The Marie Curie living history play connects with museum and Mississippi tradition, from biologist Cathy Shropshire’s popular portrayal of pioneering conservationist/museum founder Fannye Cook to the state’s active Chautauqua scene (the TED talks of the day) through the 1930s.
“It’s one of those experiences where the scholar and the storyteller are one and the same, so it’s the closest you’ll get to meeting the famous scientist and getting to hear the human stories behind her discoveries,” says Jen Myronuk, STEM on Stage co-founder and producer. Her filmed version of the play, “Humanity Needs Dreamers: A Visit with Marie Curie,” will be available as a digital speaking tour, hosted in classrooms and communities around the state next spring.
Straw rockets with NASA, Mississippi State University’s Entomology Center, Seige Robotics and more are among a host of other exhibitors at the science museum.
The Mississippi Children’s Museums has more than two dozen exhibitors on tap for the fest, each with interactive fun, spread throughout the museum. Among them is Waggoner Engineering with an augmented reality project on how erosion works. “They built it just for this,” Susan Branson, director of external affairs, says.
“Children will learn hands-on about soil and erosion and how water impacts the topographical surface.” Last year, kids got so involved, they didn’t want their turn to end, Branson says. McNeely Plastics, Raytheon, Entergy Nuclear, the Society of Hispanic Professional Engineers and Mississippi Public Broadcasting will be among other exhibitors onsite.
Branson remembers the wonder on young faces as they took it all in at last year’s science fest and “As they left, they’re telling us, ‘This was the best day of my life!’ Children are so dramatic anyway,” she says, chuckling at the memory. Then, on a more serious note, “Children can see, ‘This is a possibility for me.’
“Children start forming their self-image around fourth grade, so to introduce all these science fields to them at 9 or 10 or younger, we really could be changing the course of the future of engineering and science fields in Mississippi,” Branson says. “What we’re trying to do is broaden their possibilities for the future.”
At the Mississippi Sports Hall of Fame and Museum, the Jackson Zoo’s Turtle Talk and a turtle race, Sanderson Farms and Friends of the Mississippi River Basin Model are scheduled. “Families are searching for a way to get their kids involved in STEM, and looking for activities that are not just fun, but are family-friendly and unique,” says Andrea Patterson, marketing director at the sports museum. “To me, that’s exactly what the Mississippi Science Fest provides.”

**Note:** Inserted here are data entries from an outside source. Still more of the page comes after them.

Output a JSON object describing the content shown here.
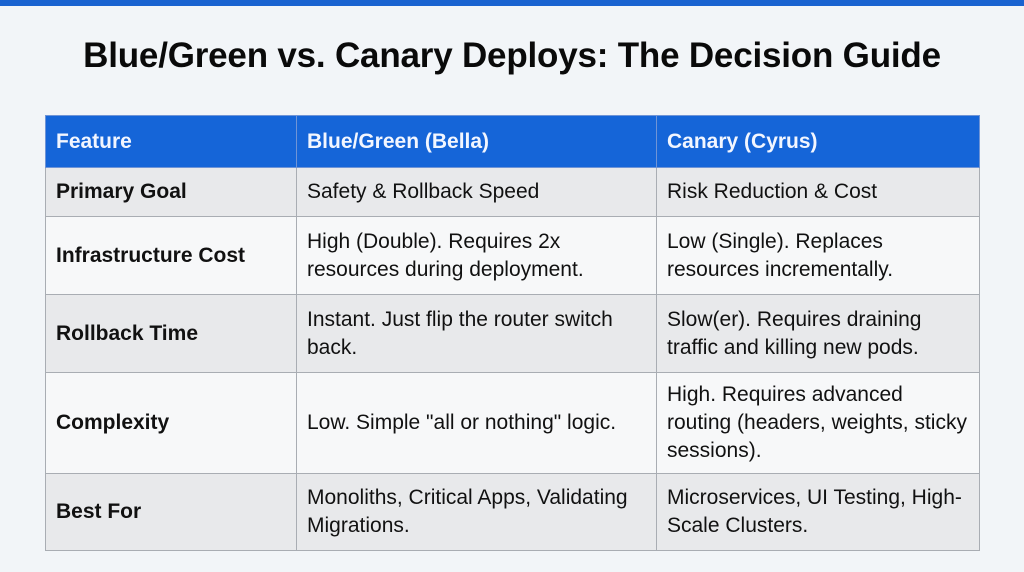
{
  "title": "Blue/Green vs. Canary Deploys: The Decision Guide",
  "colors": {
    "accent": "#1565d8",
    "top_bar": "#1a63d0"
  },
  "table": {
    "headers": [
      "Feature",
      "Blue/Green (Bella)",
      "Canary (Cyrus)"
    ],
    "rows": [
      {
        "feature": "Primary Goal",
        "blue_green": "Safety & Rollback Speed",
        "canary": "Risk Reduction & Cost"
      },
      {
        "feature": "Infrastructure Cost",
        "blue_green": "High (Double). Requires 2x resources during deployment.",
        "canary": "Low (Single). Replaces resources incrementally."
      },
      {
        "feature": "Rollback Time",
        "blue_green": "Instant. Just flip the router switch back.",
        "canary": "Slow(er). Requires draining traffic and killing new pods."
      },
      {
        "feature": "Complexity",
        "blue_green": "Low. Simple \"all or nothing\" logic.",
        "canary": "High. Requires advanced routing (headers, weights, sticky sessions)."
      },
      {
        "feature": "Best For",
        "blue_green": "Monoliths, Critical Apps, Validating Migrations.",
        "canary": "Microservices, UI Testing, High-Scale Clusters."
      }
    ]
  }
}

A special science fest scavenger hunt throughout the sports museum, pitting friends against friends and parents against kids as they all rush around to find answers, will return this year to Saturday’s event which is presented by C Spire.
Attractions at the Ag Museum include the Mississippi State University’s Mobile Environment and Energy Laboratory – the MEEL trailer – that’s a fully automated and interactive demonstration showcasing all current technology needed to operate a poultry house.

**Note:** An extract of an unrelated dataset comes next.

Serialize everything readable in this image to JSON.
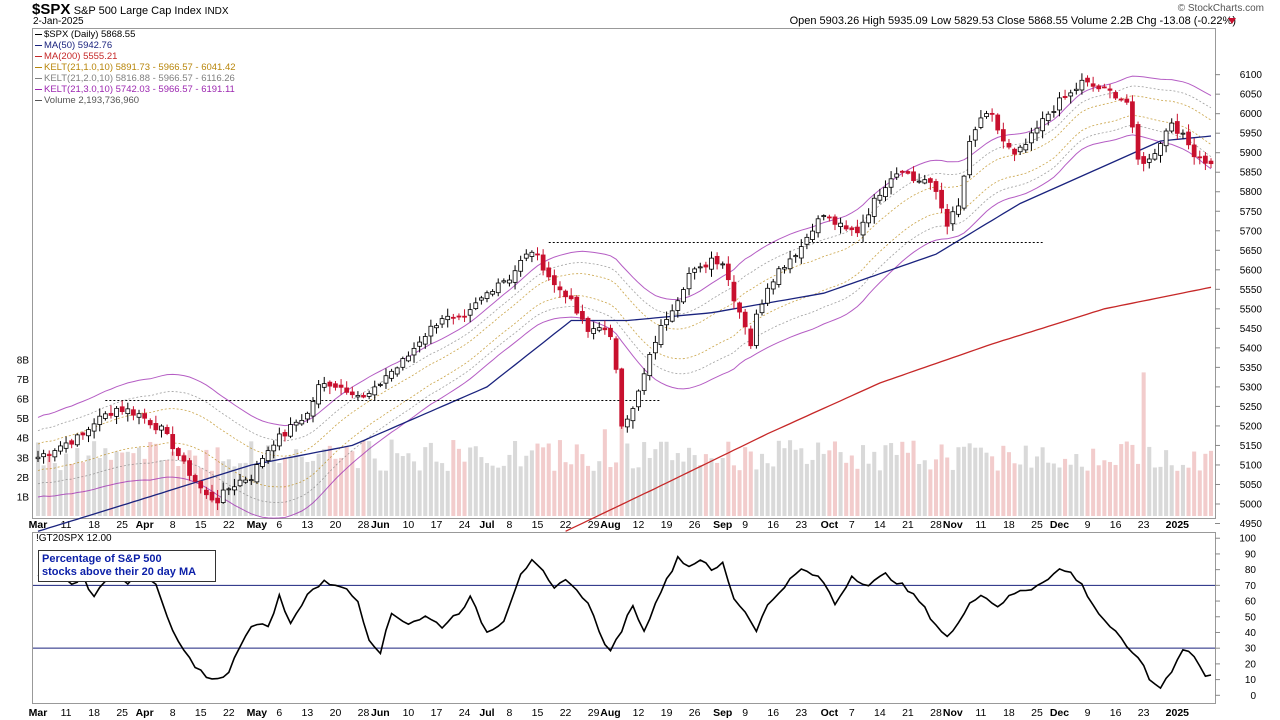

“They’ve come a long way from just the typical egg-laying hen houses. The amount of automation that goes into them, and the technology behind it is just so impressive,” Summerlin says. “A lot of people don’t think about where the chickens come from. … Poultry is the state’s top ag commodity, so it’s really important we educate our kids on where their food comes from and all of the important technologies that make sure that food is safe and gets to us in the best possible manner.”
MSU’s department of sustainable bioproducts and its Wood Magic Science Fair Mobile Unit, is another cool draw, highlighting reforestation, the making of plywood and more. It’s geared to elementary age, “but I’m 30, and I sat there and listened to them … and I was just in awe,” Summerlin says.
“A lot of people think farming is just farming, but oh man, there’s just so much more to it now.”